We decided to profile Darhil Crooks on Large Up because we were pretty sure you didn‘t know that the same cat who designed album covers and tees for Buju Banton also happened to be the trendsetting art director of the award-winning Esquire magazine and we wanted to put you up. But once we sat down to reason with him, we started learning all kinds of things that even we didn’t know–like which former Jamaican Prime Minister happens to be his grandfather, about the time Dave Chappelle wore one of his t-shirts and how he came into possession of a miniature replica of Barack Obama’s head. In fact we learned so much we might have to break this interview into two parts. Maybe you better get started:
LU: So how did you get into the magazine world, you started while you were still in school correct?

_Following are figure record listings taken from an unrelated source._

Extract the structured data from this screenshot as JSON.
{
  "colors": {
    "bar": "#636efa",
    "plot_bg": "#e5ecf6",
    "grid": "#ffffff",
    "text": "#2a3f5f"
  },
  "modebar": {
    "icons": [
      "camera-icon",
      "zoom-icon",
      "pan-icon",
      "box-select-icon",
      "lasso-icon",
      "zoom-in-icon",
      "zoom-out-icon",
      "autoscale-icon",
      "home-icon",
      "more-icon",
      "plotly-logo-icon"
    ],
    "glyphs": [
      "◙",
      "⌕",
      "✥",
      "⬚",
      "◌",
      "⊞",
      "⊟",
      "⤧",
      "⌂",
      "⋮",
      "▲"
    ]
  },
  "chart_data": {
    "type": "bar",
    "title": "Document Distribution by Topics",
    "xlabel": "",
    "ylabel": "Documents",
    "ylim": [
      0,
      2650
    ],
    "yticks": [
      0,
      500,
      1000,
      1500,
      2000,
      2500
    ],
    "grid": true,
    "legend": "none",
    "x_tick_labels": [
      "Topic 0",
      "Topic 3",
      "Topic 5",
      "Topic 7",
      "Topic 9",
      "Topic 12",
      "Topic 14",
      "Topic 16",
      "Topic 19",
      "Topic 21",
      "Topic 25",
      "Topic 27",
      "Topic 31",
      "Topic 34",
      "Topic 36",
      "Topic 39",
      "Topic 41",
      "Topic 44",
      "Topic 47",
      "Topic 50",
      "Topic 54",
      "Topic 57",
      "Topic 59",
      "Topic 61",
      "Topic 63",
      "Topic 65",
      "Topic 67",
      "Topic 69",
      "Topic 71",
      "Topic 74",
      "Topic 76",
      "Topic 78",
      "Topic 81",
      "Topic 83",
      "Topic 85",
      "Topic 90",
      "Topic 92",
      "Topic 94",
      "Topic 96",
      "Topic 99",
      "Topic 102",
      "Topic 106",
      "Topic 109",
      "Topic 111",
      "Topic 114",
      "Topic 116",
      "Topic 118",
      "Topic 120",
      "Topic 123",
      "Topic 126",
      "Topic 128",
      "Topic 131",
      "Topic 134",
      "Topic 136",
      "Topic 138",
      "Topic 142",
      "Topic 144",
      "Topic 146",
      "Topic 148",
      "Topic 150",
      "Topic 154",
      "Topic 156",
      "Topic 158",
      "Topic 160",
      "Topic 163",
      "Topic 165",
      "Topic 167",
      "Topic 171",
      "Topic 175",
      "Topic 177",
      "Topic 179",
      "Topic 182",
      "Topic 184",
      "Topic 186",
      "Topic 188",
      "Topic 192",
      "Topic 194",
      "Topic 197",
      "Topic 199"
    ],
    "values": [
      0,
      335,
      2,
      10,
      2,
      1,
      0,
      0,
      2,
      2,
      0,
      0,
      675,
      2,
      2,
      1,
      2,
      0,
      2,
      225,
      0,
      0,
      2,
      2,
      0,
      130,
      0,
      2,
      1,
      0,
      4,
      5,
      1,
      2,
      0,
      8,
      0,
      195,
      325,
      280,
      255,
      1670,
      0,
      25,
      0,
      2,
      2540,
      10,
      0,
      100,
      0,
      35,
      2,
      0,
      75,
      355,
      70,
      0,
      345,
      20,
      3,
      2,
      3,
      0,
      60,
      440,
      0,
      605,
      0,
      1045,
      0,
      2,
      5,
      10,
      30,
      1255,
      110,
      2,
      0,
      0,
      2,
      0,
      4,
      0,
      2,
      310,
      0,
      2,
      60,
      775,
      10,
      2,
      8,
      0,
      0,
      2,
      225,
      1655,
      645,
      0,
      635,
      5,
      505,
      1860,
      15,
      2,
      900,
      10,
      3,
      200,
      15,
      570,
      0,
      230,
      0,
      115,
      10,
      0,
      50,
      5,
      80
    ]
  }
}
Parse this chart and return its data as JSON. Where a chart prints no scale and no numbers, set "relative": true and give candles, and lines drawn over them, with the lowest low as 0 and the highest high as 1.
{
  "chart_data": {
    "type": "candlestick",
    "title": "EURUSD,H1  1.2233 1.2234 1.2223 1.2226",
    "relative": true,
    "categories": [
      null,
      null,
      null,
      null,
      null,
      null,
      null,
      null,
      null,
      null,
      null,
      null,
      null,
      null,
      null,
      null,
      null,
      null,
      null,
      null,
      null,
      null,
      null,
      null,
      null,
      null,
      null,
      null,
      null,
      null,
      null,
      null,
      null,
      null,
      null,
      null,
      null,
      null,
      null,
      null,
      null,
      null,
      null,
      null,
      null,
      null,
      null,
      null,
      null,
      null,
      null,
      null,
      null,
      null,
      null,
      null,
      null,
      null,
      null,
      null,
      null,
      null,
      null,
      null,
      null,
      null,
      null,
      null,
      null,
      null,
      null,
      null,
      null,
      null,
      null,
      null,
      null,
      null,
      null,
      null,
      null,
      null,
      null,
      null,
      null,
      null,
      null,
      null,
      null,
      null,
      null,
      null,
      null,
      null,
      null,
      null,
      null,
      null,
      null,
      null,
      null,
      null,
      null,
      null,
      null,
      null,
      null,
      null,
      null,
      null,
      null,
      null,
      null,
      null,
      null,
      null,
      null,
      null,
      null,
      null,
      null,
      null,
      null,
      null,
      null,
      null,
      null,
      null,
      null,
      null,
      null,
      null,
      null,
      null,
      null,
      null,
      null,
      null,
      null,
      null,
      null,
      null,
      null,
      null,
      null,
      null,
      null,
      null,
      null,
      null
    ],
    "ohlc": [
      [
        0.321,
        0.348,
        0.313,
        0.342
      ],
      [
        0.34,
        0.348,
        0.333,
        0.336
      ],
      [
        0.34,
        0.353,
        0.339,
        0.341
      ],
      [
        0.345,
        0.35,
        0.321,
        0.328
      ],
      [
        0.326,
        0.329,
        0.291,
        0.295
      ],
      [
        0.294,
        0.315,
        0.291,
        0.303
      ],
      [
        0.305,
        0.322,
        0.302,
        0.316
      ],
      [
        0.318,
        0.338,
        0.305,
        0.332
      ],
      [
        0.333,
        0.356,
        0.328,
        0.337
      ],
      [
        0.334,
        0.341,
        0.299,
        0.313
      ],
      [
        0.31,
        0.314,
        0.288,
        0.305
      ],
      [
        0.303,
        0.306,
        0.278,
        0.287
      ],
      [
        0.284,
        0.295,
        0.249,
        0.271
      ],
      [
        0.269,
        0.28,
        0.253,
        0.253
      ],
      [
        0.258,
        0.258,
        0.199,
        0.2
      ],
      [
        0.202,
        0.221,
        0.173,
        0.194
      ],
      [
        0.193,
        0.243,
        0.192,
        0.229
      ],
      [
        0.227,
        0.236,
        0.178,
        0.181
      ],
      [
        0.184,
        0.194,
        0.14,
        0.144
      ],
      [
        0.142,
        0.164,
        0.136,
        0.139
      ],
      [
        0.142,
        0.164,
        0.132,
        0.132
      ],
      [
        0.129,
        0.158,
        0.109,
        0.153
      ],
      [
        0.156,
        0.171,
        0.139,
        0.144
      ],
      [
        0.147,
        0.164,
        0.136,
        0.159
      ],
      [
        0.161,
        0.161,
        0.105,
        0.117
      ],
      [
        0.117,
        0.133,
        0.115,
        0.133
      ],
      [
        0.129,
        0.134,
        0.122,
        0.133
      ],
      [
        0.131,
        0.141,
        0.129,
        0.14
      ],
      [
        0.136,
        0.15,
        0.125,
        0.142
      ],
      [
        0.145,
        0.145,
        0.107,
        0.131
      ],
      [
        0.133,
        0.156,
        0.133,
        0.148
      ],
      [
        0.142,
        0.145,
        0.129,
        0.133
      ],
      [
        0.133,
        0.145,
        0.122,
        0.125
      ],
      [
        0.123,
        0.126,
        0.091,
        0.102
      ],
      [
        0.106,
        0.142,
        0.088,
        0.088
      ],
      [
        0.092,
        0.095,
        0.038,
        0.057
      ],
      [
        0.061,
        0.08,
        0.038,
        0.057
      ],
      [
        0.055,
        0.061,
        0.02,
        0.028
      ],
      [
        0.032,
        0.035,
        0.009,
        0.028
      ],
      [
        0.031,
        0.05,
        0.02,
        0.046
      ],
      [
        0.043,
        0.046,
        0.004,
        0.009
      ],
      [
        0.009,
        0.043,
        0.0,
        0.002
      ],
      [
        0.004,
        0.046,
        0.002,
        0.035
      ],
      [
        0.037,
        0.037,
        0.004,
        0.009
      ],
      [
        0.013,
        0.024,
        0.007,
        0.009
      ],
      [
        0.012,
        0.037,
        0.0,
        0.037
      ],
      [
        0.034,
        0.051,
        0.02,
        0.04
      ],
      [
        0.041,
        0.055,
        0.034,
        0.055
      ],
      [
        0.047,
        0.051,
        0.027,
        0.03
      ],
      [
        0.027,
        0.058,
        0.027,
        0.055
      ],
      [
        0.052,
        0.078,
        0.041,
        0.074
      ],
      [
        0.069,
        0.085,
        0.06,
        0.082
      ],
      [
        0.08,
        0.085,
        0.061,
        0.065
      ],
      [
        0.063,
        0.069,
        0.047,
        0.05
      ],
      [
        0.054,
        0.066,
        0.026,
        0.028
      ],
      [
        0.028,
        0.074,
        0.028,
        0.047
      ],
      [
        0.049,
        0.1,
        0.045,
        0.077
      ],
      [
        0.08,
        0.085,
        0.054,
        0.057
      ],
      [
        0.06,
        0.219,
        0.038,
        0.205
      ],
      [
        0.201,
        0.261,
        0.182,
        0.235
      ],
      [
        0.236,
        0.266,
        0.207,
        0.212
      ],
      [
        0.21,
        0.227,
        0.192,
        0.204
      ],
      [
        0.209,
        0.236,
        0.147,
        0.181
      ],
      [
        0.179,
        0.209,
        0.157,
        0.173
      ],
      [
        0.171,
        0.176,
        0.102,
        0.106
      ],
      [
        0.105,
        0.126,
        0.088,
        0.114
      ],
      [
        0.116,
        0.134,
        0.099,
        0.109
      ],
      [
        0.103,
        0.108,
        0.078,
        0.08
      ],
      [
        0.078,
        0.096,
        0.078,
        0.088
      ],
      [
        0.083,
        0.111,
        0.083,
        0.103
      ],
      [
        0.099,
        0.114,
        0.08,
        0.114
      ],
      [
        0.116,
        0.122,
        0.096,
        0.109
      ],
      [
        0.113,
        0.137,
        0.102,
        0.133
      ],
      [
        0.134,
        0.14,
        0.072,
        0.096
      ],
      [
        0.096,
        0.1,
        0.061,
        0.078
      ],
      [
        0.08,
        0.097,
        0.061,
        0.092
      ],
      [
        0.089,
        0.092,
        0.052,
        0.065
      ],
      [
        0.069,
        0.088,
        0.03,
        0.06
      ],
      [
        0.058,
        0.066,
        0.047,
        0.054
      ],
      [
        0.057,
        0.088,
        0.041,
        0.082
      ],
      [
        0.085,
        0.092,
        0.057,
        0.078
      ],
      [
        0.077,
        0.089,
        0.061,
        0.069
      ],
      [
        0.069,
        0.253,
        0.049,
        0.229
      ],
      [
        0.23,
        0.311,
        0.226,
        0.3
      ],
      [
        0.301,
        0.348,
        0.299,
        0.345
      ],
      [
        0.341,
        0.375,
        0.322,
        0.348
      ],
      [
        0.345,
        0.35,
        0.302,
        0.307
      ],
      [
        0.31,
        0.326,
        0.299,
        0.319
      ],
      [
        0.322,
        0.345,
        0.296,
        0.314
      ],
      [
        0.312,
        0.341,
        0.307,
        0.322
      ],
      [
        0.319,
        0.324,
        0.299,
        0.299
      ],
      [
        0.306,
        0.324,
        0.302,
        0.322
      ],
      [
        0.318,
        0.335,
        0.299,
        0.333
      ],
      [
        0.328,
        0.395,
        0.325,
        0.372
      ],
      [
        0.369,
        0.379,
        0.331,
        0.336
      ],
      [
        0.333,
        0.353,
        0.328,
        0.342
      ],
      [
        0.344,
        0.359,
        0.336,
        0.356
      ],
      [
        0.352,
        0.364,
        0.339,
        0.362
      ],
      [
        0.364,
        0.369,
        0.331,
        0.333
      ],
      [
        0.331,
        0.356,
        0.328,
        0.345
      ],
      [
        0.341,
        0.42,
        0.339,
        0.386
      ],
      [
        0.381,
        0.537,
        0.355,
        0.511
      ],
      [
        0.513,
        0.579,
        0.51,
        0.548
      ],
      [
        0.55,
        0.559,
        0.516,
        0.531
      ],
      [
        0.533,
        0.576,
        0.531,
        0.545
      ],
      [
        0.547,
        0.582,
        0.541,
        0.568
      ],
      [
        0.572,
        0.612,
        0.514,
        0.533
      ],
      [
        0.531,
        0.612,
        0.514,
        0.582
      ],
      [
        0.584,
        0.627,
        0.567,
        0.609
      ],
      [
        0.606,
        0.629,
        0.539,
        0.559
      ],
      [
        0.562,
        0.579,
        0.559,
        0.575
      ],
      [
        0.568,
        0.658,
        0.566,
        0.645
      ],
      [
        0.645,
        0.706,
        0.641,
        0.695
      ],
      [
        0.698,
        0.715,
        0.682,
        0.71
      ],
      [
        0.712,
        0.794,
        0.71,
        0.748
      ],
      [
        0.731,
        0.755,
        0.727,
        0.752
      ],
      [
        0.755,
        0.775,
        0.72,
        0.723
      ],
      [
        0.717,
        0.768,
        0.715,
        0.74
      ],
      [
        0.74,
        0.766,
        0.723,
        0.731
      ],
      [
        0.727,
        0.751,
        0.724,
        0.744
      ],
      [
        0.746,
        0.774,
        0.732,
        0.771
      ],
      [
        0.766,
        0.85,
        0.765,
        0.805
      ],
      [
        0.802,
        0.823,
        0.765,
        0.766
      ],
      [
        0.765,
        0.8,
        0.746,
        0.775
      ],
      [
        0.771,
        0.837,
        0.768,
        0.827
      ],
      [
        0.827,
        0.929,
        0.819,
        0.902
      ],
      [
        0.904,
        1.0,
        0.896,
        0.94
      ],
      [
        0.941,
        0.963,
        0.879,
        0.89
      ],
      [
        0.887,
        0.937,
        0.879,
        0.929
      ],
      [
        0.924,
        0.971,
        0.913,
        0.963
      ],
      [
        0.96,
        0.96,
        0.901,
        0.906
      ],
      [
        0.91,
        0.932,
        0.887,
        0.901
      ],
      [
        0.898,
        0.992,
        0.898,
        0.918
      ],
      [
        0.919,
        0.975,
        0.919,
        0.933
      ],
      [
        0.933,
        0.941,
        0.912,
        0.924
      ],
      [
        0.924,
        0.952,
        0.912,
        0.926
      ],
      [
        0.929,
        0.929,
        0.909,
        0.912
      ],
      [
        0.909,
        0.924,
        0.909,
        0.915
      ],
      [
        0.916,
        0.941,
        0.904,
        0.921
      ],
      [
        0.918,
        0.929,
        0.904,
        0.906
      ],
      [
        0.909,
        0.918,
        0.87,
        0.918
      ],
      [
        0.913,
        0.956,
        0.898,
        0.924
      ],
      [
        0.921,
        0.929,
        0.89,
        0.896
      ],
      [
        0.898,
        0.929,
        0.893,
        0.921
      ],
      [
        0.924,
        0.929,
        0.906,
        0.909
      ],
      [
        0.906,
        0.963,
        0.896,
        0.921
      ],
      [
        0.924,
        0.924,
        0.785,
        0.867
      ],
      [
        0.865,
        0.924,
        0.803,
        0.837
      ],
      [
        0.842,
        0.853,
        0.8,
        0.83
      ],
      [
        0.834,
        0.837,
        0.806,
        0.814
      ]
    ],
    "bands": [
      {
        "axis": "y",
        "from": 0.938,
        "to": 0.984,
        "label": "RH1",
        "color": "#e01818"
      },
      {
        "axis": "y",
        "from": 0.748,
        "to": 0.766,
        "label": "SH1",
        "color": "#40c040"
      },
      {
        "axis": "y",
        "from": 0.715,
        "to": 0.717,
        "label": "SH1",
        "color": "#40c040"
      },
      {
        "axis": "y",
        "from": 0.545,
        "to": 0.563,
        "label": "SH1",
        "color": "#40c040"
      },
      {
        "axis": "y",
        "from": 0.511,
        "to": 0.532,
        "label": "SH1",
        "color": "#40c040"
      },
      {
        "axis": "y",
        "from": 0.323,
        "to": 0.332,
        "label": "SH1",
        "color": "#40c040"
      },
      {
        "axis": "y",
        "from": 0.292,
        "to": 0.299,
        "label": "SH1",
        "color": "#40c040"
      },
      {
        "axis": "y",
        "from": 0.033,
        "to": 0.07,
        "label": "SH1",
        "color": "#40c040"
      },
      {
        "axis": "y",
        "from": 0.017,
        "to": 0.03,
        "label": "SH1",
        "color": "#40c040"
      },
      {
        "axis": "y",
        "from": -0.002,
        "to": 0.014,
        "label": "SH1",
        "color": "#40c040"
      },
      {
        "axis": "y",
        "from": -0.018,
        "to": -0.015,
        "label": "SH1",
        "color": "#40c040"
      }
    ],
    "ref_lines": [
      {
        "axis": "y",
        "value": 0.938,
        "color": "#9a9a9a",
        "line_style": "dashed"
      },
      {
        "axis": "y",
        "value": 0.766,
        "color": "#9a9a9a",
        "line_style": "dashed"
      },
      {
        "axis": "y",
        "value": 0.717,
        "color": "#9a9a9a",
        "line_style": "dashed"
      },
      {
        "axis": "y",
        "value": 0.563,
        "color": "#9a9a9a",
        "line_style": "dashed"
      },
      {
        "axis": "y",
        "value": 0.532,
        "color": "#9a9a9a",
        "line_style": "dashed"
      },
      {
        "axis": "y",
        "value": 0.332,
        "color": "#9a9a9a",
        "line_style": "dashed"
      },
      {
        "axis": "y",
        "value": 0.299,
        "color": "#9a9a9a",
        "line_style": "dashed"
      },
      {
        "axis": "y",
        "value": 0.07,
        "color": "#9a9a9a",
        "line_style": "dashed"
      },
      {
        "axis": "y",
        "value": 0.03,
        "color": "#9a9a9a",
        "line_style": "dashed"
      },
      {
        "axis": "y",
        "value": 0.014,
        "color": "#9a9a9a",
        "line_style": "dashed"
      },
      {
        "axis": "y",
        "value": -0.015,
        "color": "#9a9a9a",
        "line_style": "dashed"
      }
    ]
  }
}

DC: I was at the School of Visual Arts, working during the day–working my way through school basically–and happened to know this guy at my day-job who got a job at the Source magazine. You know, the once-prominent bible of hiphop. They needed somebody to help out and he remembered me from–we were at a catalog company—and so I went over there, starting on like a part-time basis and quit my job. Then it became full time, so that was my first official job. I was still in school but I kinda stopped going cause I actually had a job. So yeah, first job was at the Source. Mainly the infamous Record Report and stuff like that, the feature well. From there I kinda bounced around for a while. I was at Complex for a little bit, Wenner Media…then I got this gig.
Q: How long have you been at Esquire?
A: Five years. Been Art Director for most of that time, started as Associate and currently the Art Director.
Q: So you’ve been in magazines pretty much continuously. Was that what you were thinking about when you went to school?
A: No I went to school actually wanting to know more packaging, CD design, stuff like that. I just happened to take this editorial design class where you kinda create your own magazine so I did this hiphop magazine. It was called like 360 or something–and then the reviews you got rated by the number of degrees. I actually brought that to my interview with the source, that was my like “I want to be a magazine guy” I just kinda ripped off the Source. I was a big fan of the Source, so it was cool that I actually got to work there.
Q: Tell me how your work for (Buju’s label) Gargamel Music came about.
A: Well, I knew (label head) Tracii McGregor from the Source, so she was familiar with me and my work. She needed somebody to help out when they were trying to launch the label. She called me up and I said, Sure, love to do it.
Q: Did you guys bond over reggae?
A: We bonded over shared experience at the Source and bonded over reggae, of course. I’ve always been a big fan of Buju, big fan of reggae–and a fan of reggae album covers. Cause when I was a kid—I remember the Neville Garrick kind of covers, the Bob Marley albums. Especially “Confrontation,” I remember you open it up and it was like this big illustration of Selassie-I versus the Italians (actually it was Emperor Menelik II’s defeat of Italian invaders at the 1896 Battle of Adawa-ed.) I’d sit there for an hour as a kid just looking at that, so we talked about that and my desire to bring that energy to what she was doing with Buju. I just wanted to do something classic.